Complex AD convention

tenferro follows the tidu/JAX-style complex AD convention.

Forward mode treats complex primitives as real-linear maps. For a holomorphic elementwise map f, the JVP multiplies the tangent by the local derivative coefficient f'(z) without conjugating that coefficient.

Reverse mode transposes real-linear maps under the real inner product <a, b> = Re(conj(a) * b). Therefore the VJP for a holomorphic elementwise map uses the conjugated local derivative coefficient:

primal: y = f(z)
JVP:    dy = f'(z) * dz
VJP:    dz_bar = y_bar * conj(f'(z))

The same rule applies to fixed derivative coefficients emitted by composite transpose rules. For example, if a binary holomorphic op emits a coefficient c(x, y) for one input in forward linearization, its transpose rule must multiply the output cotangent by conj(c(x, y)) when the corresponding real-linear map is complex-valued. Do not conjugate those coefficients in JVP rules.

This convention is the normative source for tenferro complex VJP behavior. Oracle comparisons and finite-difference tests must be interpreted under this real-inner-product convention.

Complex Abs and Sign

tenferro follows JAX’s real-output convention for complex absolute value:

primal: C32 abs -> F32
primal: C64 abs -> F64
JVP:    d abs(z) = Re(conj(sign(z)) * dz)
VJP:    z_bar = abs_bar * sign(z)

The abs cotangent is real because the primal output is real. The VJP maps that real cotangent back into the complex input tangent space by multiplying by sign(z).

Sign has zero AD for both real and complex inputs. Treat this as the operation contract, not as a holomorphic derivative.

Boundary And Nondifferentiable Elementwise Rules

When a primitive has a nondifferentiable boundary and JAX has a clear rule, tenferro follows JAX unless a later design document explicitly says otherwise.

Convert follows JAX’s convert_element_type AD convention. Casts between floating-point and complex dtypes are differentiated by casting the tangent or cotangent to the corresponding tangent dtype, including lossy casts such as F64 -> F32. Casts whose input or output dtype is I32, I64, or Bool are inactive for AD. JAX represents those integer/bool tangent spaces with float0; tenferro has no public float0 dtype, so traced AD represents the same contract as None from the *_optional AD APIs.
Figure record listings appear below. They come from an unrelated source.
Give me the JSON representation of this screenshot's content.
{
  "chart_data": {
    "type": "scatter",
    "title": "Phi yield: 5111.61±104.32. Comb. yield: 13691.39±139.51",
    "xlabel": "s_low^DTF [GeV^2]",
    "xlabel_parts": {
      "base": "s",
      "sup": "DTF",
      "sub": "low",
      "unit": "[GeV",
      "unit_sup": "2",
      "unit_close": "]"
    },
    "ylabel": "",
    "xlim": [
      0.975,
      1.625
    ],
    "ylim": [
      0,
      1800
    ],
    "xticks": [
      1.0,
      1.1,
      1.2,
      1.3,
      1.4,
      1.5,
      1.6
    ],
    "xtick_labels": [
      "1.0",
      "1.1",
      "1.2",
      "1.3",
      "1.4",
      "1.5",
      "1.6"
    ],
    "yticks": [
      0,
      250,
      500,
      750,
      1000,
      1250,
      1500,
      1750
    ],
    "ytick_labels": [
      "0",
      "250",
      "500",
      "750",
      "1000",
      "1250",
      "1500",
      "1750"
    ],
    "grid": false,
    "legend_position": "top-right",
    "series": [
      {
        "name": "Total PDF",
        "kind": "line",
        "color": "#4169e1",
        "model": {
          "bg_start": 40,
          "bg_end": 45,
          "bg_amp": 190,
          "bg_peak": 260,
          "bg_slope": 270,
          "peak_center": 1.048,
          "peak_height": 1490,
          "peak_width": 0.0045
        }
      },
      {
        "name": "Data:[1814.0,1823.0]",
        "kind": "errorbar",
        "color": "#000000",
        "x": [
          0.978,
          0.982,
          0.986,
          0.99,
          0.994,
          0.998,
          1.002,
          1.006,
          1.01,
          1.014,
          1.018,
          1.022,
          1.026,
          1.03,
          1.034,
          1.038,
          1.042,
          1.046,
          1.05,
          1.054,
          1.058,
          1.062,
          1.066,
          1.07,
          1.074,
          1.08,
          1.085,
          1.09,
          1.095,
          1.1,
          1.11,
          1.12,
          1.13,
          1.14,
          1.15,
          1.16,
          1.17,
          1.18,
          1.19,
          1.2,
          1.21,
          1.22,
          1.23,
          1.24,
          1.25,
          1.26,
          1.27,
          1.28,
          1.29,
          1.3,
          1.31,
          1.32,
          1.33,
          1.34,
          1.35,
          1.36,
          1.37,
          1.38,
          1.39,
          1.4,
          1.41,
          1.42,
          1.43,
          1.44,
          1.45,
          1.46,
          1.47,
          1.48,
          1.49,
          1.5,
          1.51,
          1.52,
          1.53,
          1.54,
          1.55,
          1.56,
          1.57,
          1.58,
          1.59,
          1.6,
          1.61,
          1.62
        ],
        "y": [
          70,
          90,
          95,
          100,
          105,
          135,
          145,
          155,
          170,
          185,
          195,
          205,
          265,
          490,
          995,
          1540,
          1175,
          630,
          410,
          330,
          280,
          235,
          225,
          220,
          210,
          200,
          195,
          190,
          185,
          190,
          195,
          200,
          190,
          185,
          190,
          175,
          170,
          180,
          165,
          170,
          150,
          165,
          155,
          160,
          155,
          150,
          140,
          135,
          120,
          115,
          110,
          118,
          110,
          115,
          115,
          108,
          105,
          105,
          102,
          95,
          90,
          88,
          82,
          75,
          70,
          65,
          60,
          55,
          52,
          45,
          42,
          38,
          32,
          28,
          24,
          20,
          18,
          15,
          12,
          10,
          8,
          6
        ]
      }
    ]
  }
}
Maximum and Minimum split tangent and cotangent contributions equally among inputs that are equal to the primal output. For a two-input tie, each active side receives half of the tangent/cotangent. Away from ties, the winning side receives the full contribution and the losing side receives zero.
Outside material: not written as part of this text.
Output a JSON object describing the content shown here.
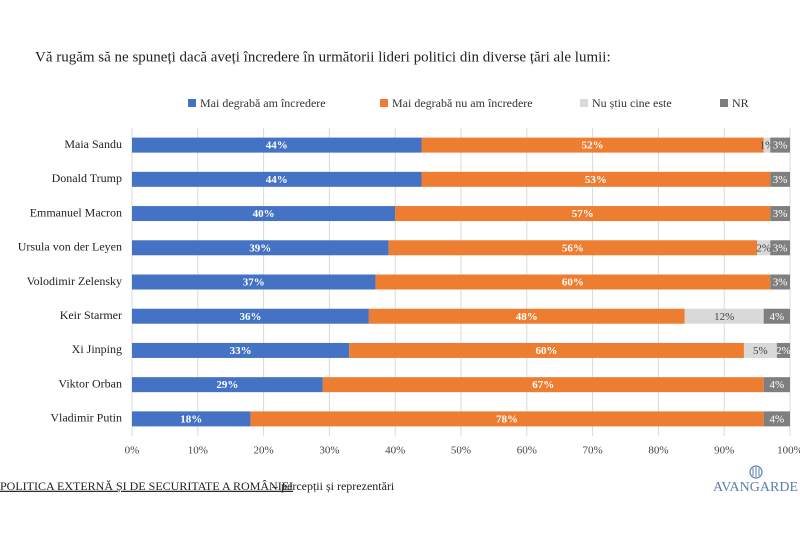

Clamp(input, lower, upper) uses strict JAX boundary masks:

input tangent/cotangent active iff input > lower && input < upper
lower tangent/cotangent active iff lower > input && lower < upper
upper tangent/cotangent active iff upper < input

At exact lower or upper boundaries, the corresponding derivative contribution is zero. Do not review clamp AD against inclusive <= / >= masks.

Indexing Bounds Contract

Indexing AD follows the JAX/StableHLO-style promise_in_bounds contract: gradients are guaranteed only for in-bounds starts and indices. Runtime primal behavior may clamp dynamic slices or drop out-of-range scatter windows, but that boundary behavior is not an AD correctness promise.
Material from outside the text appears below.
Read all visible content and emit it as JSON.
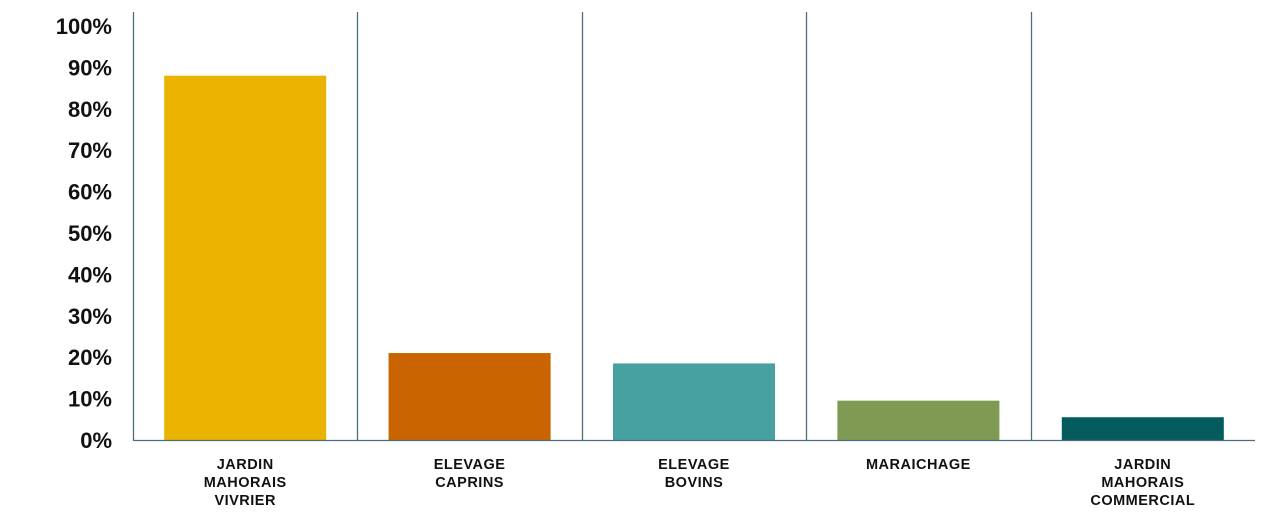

Reviews and oracle tests for Gather, Scatter, DynamicSlice, DynamicUpdateSlice, and dynamic-slice-size gather AD must use in-bounds indices unless a future design changes the contract. Out-of-bounds primal compatibility tests are valid, but they must not be interpreted as finite difference requirements for AD at those discontinuous boundaries.

Owned by this document

  • Primitive trait signature
  • Closure rule
  • Cotangent accumulation rule
  • Linear op rule
  • Primal reuse rule
  • Complex AD convention
  • Convert dtype-boundary AD convention
  • Elementwise nondifferentiable boundary AD convention
  • Indexing AD bounds contract

Other documents link here for the AD contract; they do not re-state these definitions.